Día 9.
No entendí qué sentía pero algo no estaba funcionando. No terminaba de estar completamente cómoda y reconocerlo me costó, porque uno debería sentirse cómodo siempre en estos momentos de la vida. Un viajero sin preocupaciones, con apertura todos los días las 24 hrs. Uno debería poder apreciar todo y sentir gratitud siempre, ¿no?
No. Esta vez no fue así y está bueno también decir eso. Cero soulsearching romántico, en esas 5 ó 6 hrs inquietas en la mitad de Transilvania.
Tuve mis momentos de brillo, cómo no, como los veinte tranquilos minutos que pasé en el cementerio en completa paz o la subida por aquellas escaleras viejas construidas para que los feligreses fuesen a misa y no se mojaran bajo la lluvia y agarrasen una vergonzosa neumonía, o el viaje en tren desde Bucarest, o estas ganas que no se me quitan de volver.
Sin embargo, en ese momento la sensación era de incertidumbre; con una percepción que traté de sacudirme de las personas del pueblo, como seres que vivieron cosas terribles o que les contaron sobre cómo su familia vivió cosas terribles y temen vivirlas ellos mismos. Sí sentí eso. Una actitud como de: "no sé, por favor no me preguntes tanto". Intranquila. Como pocas veces me he sentido en casa donde lo que más hay es intranquilidad.
Fue además demasiado tiempo para un pueblo tan pequeño y pensando que quería, me forcé a agarrar un tren a Brasov solo para llegar a la estación y darme cuenta de que me quería regresar. Qué vergüenza. Qué poco intrépida. Porque entre la fiebre que somaticé descaradamente y la incertidumbre, preferí devolverme a Sighisoara, a mi mesa en el café de las tortas de chocolate curiosas, donde las dos turistas inglesas con las piernas peludas hablaban sobre sus divorcios.
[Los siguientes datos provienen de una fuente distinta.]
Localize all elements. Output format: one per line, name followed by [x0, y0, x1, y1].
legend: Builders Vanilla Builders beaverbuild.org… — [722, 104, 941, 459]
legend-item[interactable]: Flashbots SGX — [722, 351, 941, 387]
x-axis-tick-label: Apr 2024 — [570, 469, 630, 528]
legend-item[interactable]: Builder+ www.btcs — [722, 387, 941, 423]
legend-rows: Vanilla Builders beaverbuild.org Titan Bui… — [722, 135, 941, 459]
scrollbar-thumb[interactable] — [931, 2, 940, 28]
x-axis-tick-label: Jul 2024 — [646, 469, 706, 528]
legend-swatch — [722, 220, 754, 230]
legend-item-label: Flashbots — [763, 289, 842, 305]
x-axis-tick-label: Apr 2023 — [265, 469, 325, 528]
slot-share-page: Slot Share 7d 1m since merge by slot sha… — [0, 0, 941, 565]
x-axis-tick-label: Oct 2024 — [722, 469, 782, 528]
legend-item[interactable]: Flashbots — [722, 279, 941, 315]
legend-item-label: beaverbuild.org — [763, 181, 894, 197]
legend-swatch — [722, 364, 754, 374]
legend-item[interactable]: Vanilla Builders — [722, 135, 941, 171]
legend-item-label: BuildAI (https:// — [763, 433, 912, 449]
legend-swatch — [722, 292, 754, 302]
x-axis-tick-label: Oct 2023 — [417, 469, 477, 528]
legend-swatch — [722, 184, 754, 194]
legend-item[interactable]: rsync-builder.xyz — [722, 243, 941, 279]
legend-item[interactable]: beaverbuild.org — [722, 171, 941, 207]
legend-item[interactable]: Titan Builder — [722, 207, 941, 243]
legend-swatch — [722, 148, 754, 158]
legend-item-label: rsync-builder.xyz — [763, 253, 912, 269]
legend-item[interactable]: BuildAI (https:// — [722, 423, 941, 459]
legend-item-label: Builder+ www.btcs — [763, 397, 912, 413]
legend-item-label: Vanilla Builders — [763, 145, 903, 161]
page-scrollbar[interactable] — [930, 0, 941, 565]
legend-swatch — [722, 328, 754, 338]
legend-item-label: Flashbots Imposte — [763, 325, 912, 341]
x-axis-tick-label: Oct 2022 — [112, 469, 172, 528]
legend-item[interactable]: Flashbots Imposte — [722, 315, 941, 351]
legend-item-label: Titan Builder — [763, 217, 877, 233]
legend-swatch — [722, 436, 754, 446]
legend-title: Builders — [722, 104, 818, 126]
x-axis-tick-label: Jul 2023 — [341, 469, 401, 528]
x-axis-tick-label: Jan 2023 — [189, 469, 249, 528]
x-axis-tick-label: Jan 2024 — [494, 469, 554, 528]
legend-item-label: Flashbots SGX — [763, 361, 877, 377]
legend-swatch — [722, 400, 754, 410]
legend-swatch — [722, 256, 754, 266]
Rodaban además una peli en la calle principal, completamente cerrada para turistas durante todo el día. Me uní a un grupo de turistas judíos indignados y ahí estuve, sin entender una sola palabra, pero asintiendo con decisión cuando la que asumo era la líder del grupo le manoteaba en la cara al asistente de producción. De más está decir, que disfruté de la versión especial del Hava Nagila que tres personajes del pueblo le montaron al pequeño grupo de judíos decepcionados. Faltaban sólo tres Harleys y un orangután suelto para cerrar el cuadrito surrealista.
Di vueltas, wifi, más vueltas, leer, otra vuelta más, wifi, tiendas de souvenirs, Vlad Dracul, wifi, ida a la estación de tren para asegurarme que tendría un compartimiento para dormir (gasté 7 euros en 4 viajes de taxi ida y vuelta a la estación) "Gara, Piaţa Citate, Gara, Piaţa Citate" wifi, pollo relleno con paprika, vuelta, y finalmente me senté en el banco central de la Ciudadela a sentir un poquito de desamparo. Mal humor. O hablaba con alguien (o con algo) o se venía el llanto de bebesota.
Loco time. Agarré la cámara y decidí registrar el bajón. Durante un minuto aproximadamente le hablé a la cámara. De lejos la imagen mía no podía ser nada más sino friqueante. Estuvo buena la catársis pero no fue suficiente.
Un grupo de turistas gringos se sentó a mi lado. Ya saben, gorros de safari, bermudas caqui, cholas con medias, camisas a cuadros. Oí a una señora que decía que no se sentía muy bien. Yo, entre mi paranoia de comprar fármacos en países demasiado desconocidos, había estado sobreviviendo mi leve malestar a punta de té del hostal... Así que en aras de establecer el diálogo y mantener mi sanidad mental vino el clásico: "Sorry, I couldn't help over hearing your conversation..." (ja!) "...i've been feeling pretty bad myself and I just wanted to know if maybe you knew where can I find a pharmacy and what is the romanian name for Paracethamol?"
La culpa no es de Sighisoara, ni de Transilvania. Fue este bajón viajero, que nunca pensé en contar, porque los viajeros no se preocupan por el nombre en rumano del paracetamol ni temen ser mordidos por perros con rabia.